A Quickstart to Measuring the Return on Your Claude Code Investment

Executive summary

Coding tools like Claude Code promise to attach jetpacks to developers, and the data backs it up. With 79% of Claude Code conversations being automation tasks, teams are seeing real productivity gains that go far beyond simple code completion and that models can automate more than augment as they get better. During the June 12th cloud outage, I realized how dependent I'd become on Claude Code - even for fixing simple apostrophe errors in convoluted cURL commands.

Your team probably already understands the need for developer productivity tools, and with Claude Code accessing the Anthropic API directly (directly or through cloud providers), key security concerns have been quelled.
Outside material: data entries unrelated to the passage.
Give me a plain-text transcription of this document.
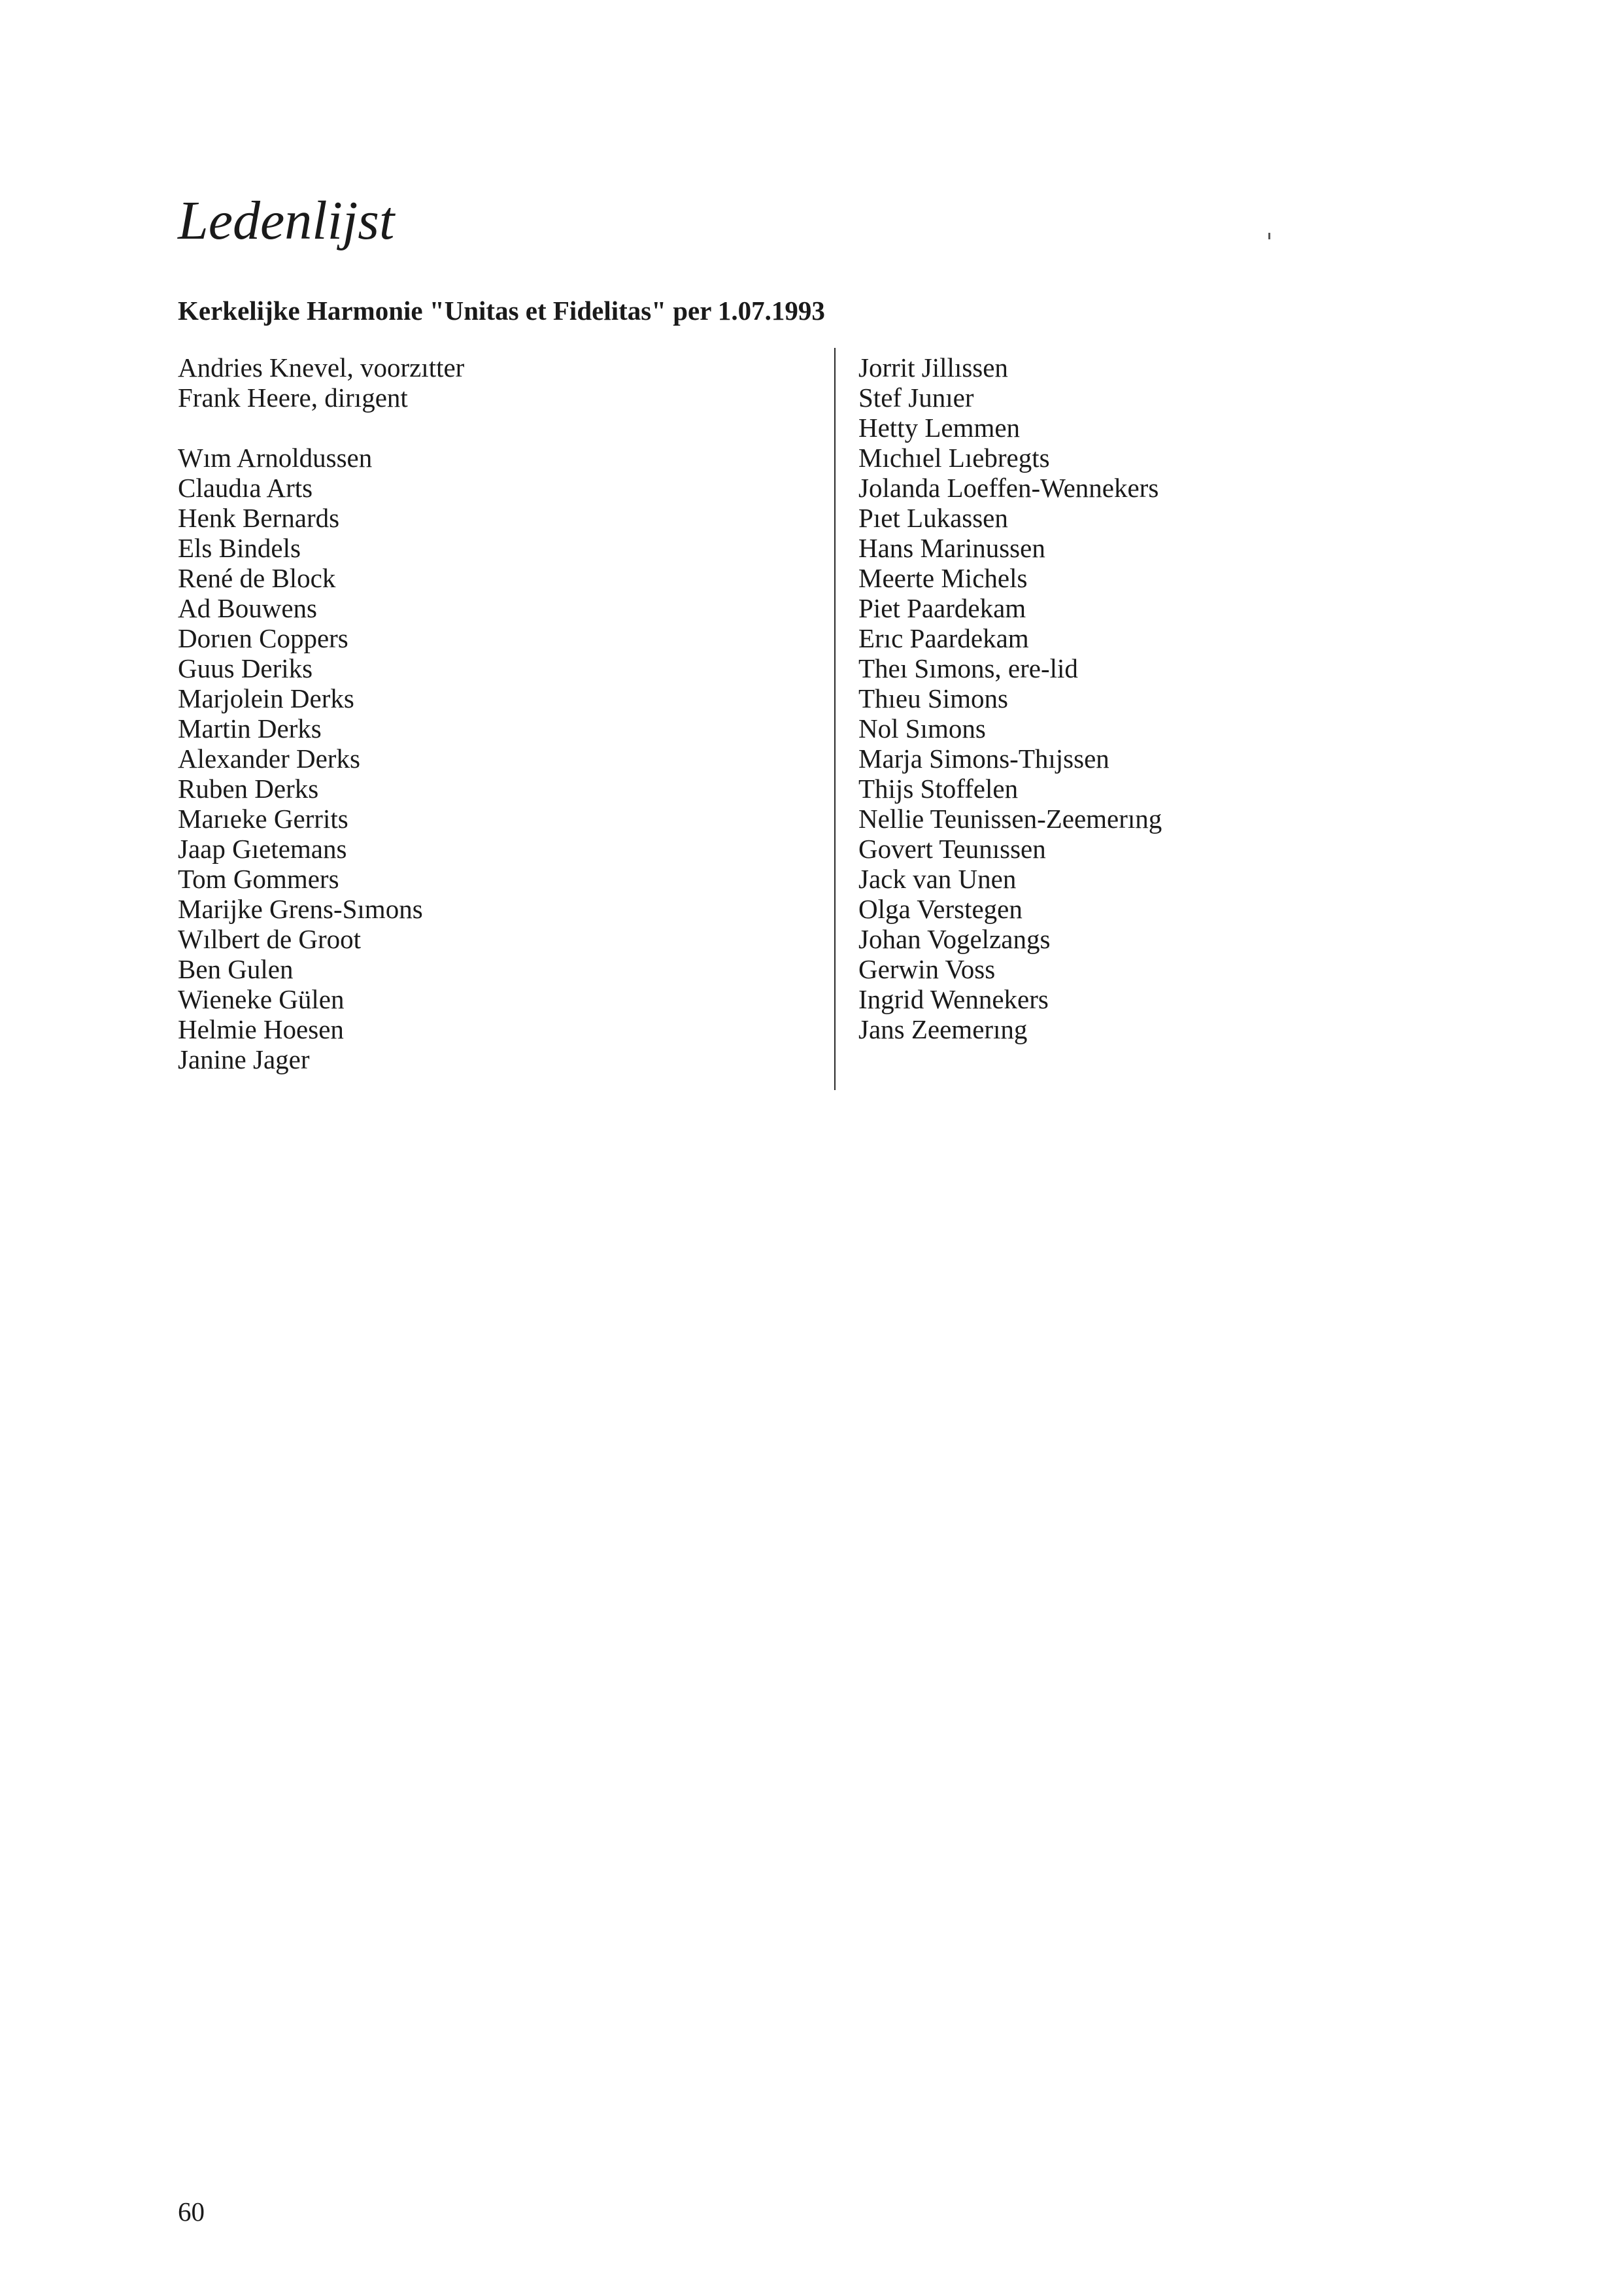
Ledenlijst

Kerkelijke Harmonie "Unitas et Fidelitas" per 1.07.1993

Andries Knevel, voorzıtter
Frank Heere, dirıgent
Wım Arnoldussen
Claudıa Arts
Henk Bernards
Els Bindels
René de Block
Ad Bouwens
Dorıen Coppers
Guus Deriks
Marjolein Derks
Martin Derks
Alexander Derks
Ruben Derks
Marıeke Gerrits
Jaap Gıetemans
Tom Gommers
Marijke Grens-Sımons
Wılbert de Groot
Ben Gulen
Wieneke Gülen
Helmie Hoesen
Janine Jager
Jorrit Jillıssen
Stef Junıer
Hetty Lemmen
Mıchıel Lıebregts
Jolanda Loeffen-Wennekers
Pıet Lukassen
Hans Marinussen
Meerte Michels
Piet Paardekam
Erıc Paardekam
Theı Sımons, ere-lid
Thıeu Simons
Nol Sımons
Marja Simons-Thıjssen
Thijs Stoffelen
Nellie Teunissen-Zeemerıng
Govert Teunıssen
Jack van Unen
Olga Verstegen
Johan Vogelzangs
Gerwin Voss
Ingrid Wennekers
Jans Zeemerıng

60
What you need now is telemetry to answer the important questions: Are developers actually using it? Which teams are getting the most value? What's our real cost per feature or bug fix?

This guide walks you through setting up observability with Claude Code using OpenTelemetry metrics. You'll get the complete setup - from Prometheus configuration to automated reporting - so your engineering leadership can make data-driven decisions about your AI tooling investment.

Setting up your measurement infrastructure

Quick Verification

Before diving into Prometheus, let's verify telemetry is working:

export CLAUDE_CODE_ENABLE_TELEMETRY=1
export OTEL_METRICS_EXPORTER=console
export OTEL_METRIC_EXPORT_INTERVAL=1000 
claude -p "hello world"

‍

You should see output like this:

=== Resource Attributes ===
{ 'service.name': 'claude-code', 'service.version': '1.0.17' }
===========================

{
  descriptor: {
    name: 'claude_code.cost.usage',
    type: 'COUNTER',
    description: 'Cost of the Claude Code session',
    unit: 'USD',
    valueType: 1
  },
  dataPointType: 3,
  dataPoints: [
    {
      attributes: {
        'user.id': '7b673f5715f2da49af2cdd341e0cad17fb3274f32d4ceed00d57d53da4e76fb2',
        'session.id': '092d99fc-ac17-4ee7-b310-57d387777c91',
        'model': 'claude-4-sonnet-20250514'
      },
      value: 0.000297
    }
  ]
}

‍

Prometheus Setup

For actual ROI measurement, you need Prometheus. Console output is just debugging - Prometheus gives you dashboards, historical data, and executive-ready visualizations.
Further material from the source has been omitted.